HexaPro will be delivered using the company’s high-density microarray patch (HD-MAP).
Vaxxas holds an exclusive license from The University of Texas at Austin (UTA) to the SARS-CoV-2 spike subunit vaccine, HexaPro, for vaccination using a patch.
The Phase I clinical trial is being conducted in Australia at the University of the Sunshine Coast’s Sippy Downs clinical research location.
Under evaluation are the safety, tolerability, and immunogenicity of the vaccine candidate. The trial will involve 44 healthy adults, aged 18 – 50 years inclusive, who have had three doses of an authorized COVID-19 vaccine, with the last dose at least four months prior to participating in the study.
In addition to demonstrating the safety of the needle-free vaccine, the trial is designed to gather signals related to antibody and T-cell responses to dosing with the patch delivered candidate.
“This is our first trial of this promising vaccine patch. We are starting at very low dose with no adjuvants which we know are used regularly with vaccines to stimulate a greater immune response,” said Vaxxas CEO, David L Hoey.
“As such, the primary endpoint is safety. If the vaccine proves safe, we have a lot of flexibility to increase the dose or supplement the vaccine with an industry standard adjuvant or even mRNA delivery on the patch in future trials if we need or wish to drive an even greater immune response.”
Preclinical data
A second-generation SARS-CoV-2 spike protein, HexaPro, is optimized to be effective against major SARS-CoV-2 variants.
The company said preclinical research published in Science Advances and Vaccine and undertaken with The University of Queensland and collaborators demonstrated that HexaPro delivered using Vaxxas’ HD-MAP resulted in enhanced virus neutralizing antibody and T-cell responses against all known variants of concern, including alpha, beta, gamma, delta, and omicron, when compared to needle and syringe vaccination with HexaPro.
“We are pleased to see our COVID-19 patch transition from the lab to Vaxxas for Phase I clinical trials,” said Dr David Muller from The University of Queensland.
“Our work demonstrated that this COVID-19 patch, when tested in mice, produces potent immune responses against every SARS-CoV-2 variant we tested, including delta and omicron in preclinical models.
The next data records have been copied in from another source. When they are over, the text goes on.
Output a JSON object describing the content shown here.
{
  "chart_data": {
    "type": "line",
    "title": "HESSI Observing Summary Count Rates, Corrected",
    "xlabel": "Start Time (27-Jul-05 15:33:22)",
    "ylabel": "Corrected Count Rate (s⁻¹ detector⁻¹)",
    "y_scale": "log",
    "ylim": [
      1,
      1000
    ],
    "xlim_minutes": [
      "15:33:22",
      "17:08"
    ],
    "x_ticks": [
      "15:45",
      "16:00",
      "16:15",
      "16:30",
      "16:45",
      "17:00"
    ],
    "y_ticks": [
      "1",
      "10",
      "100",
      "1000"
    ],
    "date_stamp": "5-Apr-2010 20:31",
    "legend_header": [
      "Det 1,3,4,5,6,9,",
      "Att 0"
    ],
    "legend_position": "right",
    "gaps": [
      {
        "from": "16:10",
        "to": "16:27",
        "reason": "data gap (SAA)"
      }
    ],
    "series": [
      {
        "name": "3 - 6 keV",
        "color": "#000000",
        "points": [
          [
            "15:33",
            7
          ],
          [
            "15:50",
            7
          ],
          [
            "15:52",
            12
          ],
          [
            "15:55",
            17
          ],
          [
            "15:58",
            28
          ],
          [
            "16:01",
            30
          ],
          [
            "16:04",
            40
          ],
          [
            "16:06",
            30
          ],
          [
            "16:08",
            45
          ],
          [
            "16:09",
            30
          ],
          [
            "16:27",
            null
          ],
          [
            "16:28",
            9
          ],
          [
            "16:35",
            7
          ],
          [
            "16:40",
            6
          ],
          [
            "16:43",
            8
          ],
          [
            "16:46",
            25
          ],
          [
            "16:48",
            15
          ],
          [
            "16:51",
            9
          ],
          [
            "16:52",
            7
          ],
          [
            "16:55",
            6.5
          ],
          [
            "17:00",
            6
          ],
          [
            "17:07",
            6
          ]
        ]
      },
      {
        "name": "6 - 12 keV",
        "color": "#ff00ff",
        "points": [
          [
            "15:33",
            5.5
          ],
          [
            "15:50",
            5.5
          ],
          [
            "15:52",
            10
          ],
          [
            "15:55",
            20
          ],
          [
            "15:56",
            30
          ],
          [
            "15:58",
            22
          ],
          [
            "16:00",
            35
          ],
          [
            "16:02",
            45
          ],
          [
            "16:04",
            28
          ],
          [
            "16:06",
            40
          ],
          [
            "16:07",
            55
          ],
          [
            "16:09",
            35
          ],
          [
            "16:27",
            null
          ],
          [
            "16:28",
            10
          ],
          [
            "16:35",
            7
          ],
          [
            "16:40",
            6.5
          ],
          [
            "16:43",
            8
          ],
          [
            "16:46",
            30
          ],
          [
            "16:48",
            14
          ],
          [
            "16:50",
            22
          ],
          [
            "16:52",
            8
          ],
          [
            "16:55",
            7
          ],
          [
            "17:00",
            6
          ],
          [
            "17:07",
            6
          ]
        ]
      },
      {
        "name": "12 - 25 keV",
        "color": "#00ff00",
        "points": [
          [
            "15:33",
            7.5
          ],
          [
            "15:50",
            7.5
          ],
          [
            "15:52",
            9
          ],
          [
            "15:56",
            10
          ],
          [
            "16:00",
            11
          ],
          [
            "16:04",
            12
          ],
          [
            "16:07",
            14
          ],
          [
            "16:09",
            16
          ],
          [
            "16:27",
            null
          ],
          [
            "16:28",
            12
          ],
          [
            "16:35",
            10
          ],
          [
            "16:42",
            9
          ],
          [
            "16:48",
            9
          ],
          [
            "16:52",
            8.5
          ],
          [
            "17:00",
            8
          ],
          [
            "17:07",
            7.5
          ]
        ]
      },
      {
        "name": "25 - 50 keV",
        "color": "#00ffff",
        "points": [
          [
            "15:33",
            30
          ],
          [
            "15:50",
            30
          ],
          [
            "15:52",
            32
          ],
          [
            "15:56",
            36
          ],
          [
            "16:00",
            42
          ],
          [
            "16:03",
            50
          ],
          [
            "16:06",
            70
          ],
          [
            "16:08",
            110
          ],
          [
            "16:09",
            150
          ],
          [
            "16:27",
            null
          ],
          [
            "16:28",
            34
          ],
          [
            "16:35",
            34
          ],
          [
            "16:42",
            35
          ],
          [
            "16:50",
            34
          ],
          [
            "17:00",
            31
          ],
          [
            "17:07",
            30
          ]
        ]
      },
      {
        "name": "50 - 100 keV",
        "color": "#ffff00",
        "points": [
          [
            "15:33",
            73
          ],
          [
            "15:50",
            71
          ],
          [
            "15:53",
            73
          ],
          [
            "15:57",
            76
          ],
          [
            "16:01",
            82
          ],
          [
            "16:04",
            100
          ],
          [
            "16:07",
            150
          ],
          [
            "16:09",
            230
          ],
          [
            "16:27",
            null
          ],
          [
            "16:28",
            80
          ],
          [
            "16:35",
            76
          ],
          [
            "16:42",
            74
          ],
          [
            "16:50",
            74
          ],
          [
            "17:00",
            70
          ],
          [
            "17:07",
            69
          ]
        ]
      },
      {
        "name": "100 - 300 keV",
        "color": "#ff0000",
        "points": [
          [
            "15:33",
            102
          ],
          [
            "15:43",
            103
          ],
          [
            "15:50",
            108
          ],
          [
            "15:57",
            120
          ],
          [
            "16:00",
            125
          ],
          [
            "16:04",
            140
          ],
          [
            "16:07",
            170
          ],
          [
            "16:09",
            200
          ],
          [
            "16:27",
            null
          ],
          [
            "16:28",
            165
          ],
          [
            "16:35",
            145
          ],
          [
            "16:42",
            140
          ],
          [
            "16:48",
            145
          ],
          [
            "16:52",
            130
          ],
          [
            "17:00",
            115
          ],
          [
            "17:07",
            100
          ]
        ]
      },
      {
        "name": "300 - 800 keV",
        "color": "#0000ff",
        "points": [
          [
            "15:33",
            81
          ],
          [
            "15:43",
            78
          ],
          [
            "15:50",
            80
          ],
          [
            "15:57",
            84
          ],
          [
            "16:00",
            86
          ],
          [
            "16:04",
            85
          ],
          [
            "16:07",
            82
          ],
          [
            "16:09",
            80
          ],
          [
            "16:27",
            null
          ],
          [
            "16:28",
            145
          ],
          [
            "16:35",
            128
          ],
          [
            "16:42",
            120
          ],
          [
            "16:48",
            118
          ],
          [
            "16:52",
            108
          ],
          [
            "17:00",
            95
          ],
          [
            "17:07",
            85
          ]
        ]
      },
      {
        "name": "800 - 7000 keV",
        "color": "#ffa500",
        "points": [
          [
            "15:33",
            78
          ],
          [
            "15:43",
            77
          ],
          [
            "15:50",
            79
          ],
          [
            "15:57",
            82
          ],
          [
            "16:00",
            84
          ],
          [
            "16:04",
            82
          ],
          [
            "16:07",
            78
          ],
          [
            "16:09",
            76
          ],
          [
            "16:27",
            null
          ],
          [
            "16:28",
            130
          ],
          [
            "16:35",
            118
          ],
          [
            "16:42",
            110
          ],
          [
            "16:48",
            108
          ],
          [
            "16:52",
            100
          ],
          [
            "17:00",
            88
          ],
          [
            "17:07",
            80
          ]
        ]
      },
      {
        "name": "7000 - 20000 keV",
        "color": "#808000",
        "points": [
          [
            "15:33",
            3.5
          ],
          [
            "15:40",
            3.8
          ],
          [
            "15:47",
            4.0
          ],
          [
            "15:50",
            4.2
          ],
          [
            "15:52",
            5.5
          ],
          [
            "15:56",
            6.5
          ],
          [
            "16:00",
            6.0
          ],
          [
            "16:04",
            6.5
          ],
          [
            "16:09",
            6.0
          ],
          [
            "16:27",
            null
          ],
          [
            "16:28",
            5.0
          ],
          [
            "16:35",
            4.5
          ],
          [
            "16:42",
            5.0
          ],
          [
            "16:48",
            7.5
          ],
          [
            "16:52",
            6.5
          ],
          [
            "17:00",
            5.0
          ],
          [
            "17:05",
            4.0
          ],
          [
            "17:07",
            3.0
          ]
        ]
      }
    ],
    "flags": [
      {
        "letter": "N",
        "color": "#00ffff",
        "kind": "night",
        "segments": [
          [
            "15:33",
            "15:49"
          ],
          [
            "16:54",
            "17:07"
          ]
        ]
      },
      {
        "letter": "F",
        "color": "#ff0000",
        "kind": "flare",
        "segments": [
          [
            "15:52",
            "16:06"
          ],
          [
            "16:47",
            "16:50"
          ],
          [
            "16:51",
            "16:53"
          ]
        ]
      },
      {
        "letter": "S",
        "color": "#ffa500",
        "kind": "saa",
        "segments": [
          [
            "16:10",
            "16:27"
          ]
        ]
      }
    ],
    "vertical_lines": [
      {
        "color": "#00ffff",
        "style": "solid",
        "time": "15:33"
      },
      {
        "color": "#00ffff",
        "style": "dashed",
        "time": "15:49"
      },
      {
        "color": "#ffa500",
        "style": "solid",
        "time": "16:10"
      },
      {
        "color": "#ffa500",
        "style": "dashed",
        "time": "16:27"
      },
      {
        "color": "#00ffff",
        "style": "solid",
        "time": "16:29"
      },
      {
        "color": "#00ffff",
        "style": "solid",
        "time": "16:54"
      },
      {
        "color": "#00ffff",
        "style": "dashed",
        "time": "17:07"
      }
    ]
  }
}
If these results translate to humans, this patch could be a great tool in the fight against COVID-19,” he added.
Speaking to BioPharma-Reporter in September, Hoey said the HD-MAP platform can be used with any vaccine. Beyond this Phase 1 COVID-19 clinical trial, he said the developer has had more than 300 participants spanning three phase I studies to date (2 x seasonal influenza, 1 x measles-rubella). “In preclinical models, we’ve worked with vaccines for more a dozen disease indications and many different types of vaccine constructs. Much of this work is peer-reviewed and published.”
How do the patches work?
The HD-MAP has thousands of micro-projections about 250-300um in length that Vaxxas coats with the vaccine.
“When applied to the skin, the micro-projections deposit the vaccine antigen directly and intimately amongst dense populations of immune cells that reside in the skin. These immune cells capture the vaccine antigens and traffic them to the lymph nodes for processing. We are essentially delivering the vaccine directly to the lymphatic system, whereas, with needle/syringe injection, the vaccine antigens injected into muscle have a much more circuitous route to get to a lymph node, for generation of response,” continued Hoey.
Vaxxas has a large project underway with the US government focused on pandemic influenza. “We also have a relationship with Merck, working on a key vaccine; and for the Bill and Melinda Gates Foundation, we are advancing clinical development of a measles-rubella HD-MAP into phase II next year. We’ll be announcing some new ‘global’ relationships over the next few months,” added the CEO.
Improving pandemic and routine vaccination
The vaccination technology has the potential to fundamentally improve pandemic and routine vaccination, he said. “In areas such as pandemic preparedness/response, the HD-MAP can add extraordinary value by accelerating vaccination speed.”
Vaxxas is already working with the US government in that respect, and the company is also holding discussions with other governments on the same topic.
“Similarly, in lower-and-middle income countries, as HD-MAP vaccines can be stable outside cold-chain refrigeration and can be applied with low-skill, they can extend the reach of vaccines significantly. However, products sold into these markets are at extremely low margins, so clinical and CAPEX investment needs to come from global-health bodies.
“We believe that in high income countries, over time, skin-delivery of vaccines will become the standard. Based on the underlying science, it doesn’t actually make sense to use needle/syringe intramuscular delivery. And certainly, from a marketing perspective, most people will overtly prefer a patch to needle-syringe injection.”